Where the particular relationship does not automatically give rise to a fiduciary duty, other characteristics of a relationship might make it (or parts of it) fiduciary in nature.

One characteristic is one party placing its trust in the other party – as a client might do in their adviser. There is ongoing debate as to whether financial planners generally owe fiduciary duties to their clients.

Such debate takes into consideration the kinds of characteristics present in the relationship typically in place between adviser and client.

The reality is that whether or not a particular relationship is fiduciary will vary depending on the adviser and the particular client involved.

In our view, if you carefully abide by the requirements imposed on you by legislation relating to your ACL and/or AFSL, you have a good chance of avoiding being accused of breaching a fiduciary duty, should one exist.

In comes FOFA

FOFA introduces a number of requirements, such as the “best interests” duty, which, if they come into play and you meet them, will help you steer clear of conflicts of interest.

FOFA also proposes to introduce two new specific obligations relating to conflicts of interest in the advice process.

These are:

  • 961K — Conflict between the client’s interests and those of provider.
  • If there is a conflict between the interests of the client and the provider’s interests, the provider must give priority to the client’s interests when giving the advice; and
  • 961L — Conflict between the client’s interests and those of licensee or authorised representative:

If the provider knows, or reasonably ought to know, that there is a conflict between the interests of the client and the interests of:

  • A financial services licensee of whom the provider is a representative, or
  • An authorised representative of whom the provider is an employee, then the provider must give priority to the client’s interests when giving the advice.

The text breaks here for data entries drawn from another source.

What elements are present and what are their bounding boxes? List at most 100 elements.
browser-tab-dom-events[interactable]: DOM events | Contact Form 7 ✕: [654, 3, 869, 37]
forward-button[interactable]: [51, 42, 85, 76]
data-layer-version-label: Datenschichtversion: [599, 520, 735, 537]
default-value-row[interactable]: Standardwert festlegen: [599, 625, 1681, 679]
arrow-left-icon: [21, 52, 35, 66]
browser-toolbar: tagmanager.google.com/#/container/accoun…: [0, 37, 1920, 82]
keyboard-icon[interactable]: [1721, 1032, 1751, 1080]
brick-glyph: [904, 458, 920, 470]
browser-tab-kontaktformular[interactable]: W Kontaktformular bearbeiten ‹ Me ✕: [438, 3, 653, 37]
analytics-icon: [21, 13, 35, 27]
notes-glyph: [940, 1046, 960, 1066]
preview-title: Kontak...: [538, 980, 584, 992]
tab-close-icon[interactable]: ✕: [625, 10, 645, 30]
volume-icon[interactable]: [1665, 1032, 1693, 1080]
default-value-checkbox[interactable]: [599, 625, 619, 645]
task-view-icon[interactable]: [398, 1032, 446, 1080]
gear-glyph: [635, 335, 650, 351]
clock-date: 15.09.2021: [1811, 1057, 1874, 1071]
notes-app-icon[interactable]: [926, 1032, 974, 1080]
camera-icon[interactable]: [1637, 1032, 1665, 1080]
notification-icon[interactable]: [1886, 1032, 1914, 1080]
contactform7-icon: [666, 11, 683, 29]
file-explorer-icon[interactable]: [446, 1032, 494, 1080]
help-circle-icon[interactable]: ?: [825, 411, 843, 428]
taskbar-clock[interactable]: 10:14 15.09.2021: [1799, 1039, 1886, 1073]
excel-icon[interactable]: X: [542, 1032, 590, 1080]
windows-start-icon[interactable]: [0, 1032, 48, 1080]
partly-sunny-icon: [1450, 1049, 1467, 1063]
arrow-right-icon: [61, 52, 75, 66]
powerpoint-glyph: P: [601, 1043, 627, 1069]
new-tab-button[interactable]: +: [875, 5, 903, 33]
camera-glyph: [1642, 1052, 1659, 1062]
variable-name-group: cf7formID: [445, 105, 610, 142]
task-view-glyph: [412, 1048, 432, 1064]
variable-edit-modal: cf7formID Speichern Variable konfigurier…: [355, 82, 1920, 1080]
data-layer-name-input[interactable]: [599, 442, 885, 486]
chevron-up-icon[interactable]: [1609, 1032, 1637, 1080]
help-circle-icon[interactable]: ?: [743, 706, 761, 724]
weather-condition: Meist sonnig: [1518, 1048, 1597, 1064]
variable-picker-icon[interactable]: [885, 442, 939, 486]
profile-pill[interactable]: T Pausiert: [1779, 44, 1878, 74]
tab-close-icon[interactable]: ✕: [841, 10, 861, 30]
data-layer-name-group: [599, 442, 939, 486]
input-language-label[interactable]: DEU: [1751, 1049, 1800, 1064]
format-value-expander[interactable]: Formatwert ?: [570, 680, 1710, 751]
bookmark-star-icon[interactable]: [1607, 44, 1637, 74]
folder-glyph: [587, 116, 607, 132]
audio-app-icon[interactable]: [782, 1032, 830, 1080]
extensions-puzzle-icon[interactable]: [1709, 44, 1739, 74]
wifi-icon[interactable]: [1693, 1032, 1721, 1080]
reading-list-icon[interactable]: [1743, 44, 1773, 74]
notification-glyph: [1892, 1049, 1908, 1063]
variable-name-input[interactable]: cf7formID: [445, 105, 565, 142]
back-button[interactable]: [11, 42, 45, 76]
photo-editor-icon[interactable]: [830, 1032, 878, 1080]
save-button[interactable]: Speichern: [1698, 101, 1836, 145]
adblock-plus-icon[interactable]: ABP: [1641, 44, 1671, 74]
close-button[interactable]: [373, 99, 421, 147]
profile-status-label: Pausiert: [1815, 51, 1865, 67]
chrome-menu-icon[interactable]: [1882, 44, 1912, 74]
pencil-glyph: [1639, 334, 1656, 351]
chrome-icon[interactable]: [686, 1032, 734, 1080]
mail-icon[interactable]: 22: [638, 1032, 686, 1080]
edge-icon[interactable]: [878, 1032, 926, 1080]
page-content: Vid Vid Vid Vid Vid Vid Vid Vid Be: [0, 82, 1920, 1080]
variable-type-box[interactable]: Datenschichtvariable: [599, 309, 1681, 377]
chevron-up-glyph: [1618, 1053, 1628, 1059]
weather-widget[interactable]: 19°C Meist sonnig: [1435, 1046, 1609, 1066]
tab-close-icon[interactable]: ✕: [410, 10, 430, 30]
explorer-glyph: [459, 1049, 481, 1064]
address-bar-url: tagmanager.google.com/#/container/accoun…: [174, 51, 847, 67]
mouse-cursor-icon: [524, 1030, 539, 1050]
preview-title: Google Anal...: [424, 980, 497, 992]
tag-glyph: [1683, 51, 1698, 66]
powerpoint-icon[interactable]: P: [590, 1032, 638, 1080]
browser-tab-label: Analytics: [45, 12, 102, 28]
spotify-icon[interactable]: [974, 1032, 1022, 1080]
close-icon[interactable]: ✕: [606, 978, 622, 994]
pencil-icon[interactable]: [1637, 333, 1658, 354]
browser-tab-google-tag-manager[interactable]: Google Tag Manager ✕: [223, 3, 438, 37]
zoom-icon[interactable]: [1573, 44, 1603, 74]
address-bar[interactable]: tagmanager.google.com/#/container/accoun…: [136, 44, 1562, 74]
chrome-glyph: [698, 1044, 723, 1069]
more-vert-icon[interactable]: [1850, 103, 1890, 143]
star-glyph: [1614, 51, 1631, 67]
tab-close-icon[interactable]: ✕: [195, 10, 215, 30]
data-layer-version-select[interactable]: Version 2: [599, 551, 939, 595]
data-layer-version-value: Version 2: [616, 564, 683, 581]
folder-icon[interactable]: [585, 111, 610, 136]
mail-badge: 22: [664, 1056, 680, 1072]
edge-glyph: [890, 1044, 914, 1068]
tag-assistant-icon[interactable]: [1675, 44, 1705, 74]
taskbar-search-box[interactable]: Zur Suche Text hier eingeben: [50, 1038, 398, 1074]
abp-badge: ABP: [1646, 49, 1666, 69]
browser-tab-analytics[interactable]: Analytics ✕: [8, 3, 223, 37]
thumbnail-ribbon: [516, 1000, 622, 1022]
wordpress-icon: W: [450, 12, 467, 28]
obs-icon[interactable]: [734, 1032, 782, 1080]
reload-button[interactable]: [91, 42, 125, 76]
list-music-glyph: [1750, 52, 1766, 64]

According to the proposed section 961, the “provider” will be the individual who provides the advice. “Conflict” is not defined in the proposed amending legislation. It is hard to predict precisely how ASIC will interpret these provisions if they come into play.

Nevertheless, it is clear that these proposed sections would make the adviser responsible for prioritising the client’s interests, in the course of giving the advice, over those of the adviser, the adviser’s employer (if they are employed by an authorised representative) and the adviser’s licensee.

In our view, these sections will make it very difficult, for example, for an adviser to recommend that a client changes from an existing to a new life insurance policy if the existing one does not offer a commission to the adviser but the new one does – unless it is clearly in the client’s interests to move to the new policy.

This is the same outcome as we would expect under the existing section 945A of the Corporations Act 2001, which requires you to have a reasonable basis for your advice. Under the proposed legislation, section 945A would be repealed.

The Government explains these proposed new sections in its explanatory memorandum as follows:

Consistent with the best interest obligations, a provider does not breach the obligation to give priority merely by accepting remuneration from a source other than the client (for example, a commission paid by an insurance provider).

However, if the provider gives priority to maximising a non-client source of remuneration over the interests of the client, the provider will be held in breach of their obligations.

The bottom line

Conflicts of interest should be carefully managed by both holders of AFSLs and holders of ACLs.

Where one entity holds both an ACL and an AFSL, the same measures can be employed across conflicts that appear in both the financial services and the credit spheres – provided that the measures meet the requirements under both regimes.

Be mindful of the possibility that, at times, with some of your clients, a fiduciary duty may exist. This will also require you to carefully manage, or steer clear of, conflicts between your interests and those of the client.

In due course, new legislative requirements will tighten up the way you manage (and sometimes avoid) conflicts of interest. But if you are on top of your current obligations, it shouldn’t be too big a step across to the brave new world of FOFA.

Samantha Hills is a lawyer at Holley Nethercote.